If anyone knows how to solve it I would be really happy.

Scrupy07 commented 2 years ago

This is the error I usually encounter when modelling this protein image

Does anyone know how to fix it?

sokrypton commented 2 years ago

This is an error that you'll see if the previous step failed and didn't return any models. (So none can be displayed).

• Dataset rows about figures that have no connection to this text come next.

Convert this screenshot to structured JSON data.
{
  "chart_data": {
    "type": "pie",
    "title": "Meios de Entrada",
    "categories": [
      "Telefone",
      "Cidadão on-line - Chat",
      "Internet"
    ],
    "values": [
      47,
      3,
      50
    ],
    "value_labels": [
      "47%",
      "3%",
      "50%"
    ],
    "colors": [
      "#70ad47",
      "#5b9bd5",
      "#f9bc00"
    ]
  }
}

In this case, that looks like a large protein. On Google-colab. The upper limit is length ~1400.

Scrupy07 commented 2 years ago

Thanks for replying. This protein is 1379, so I think it's near to the limit. Probably I could divide the protein into three fragments which have regions in common and somehow know how it would be seen. What do you think?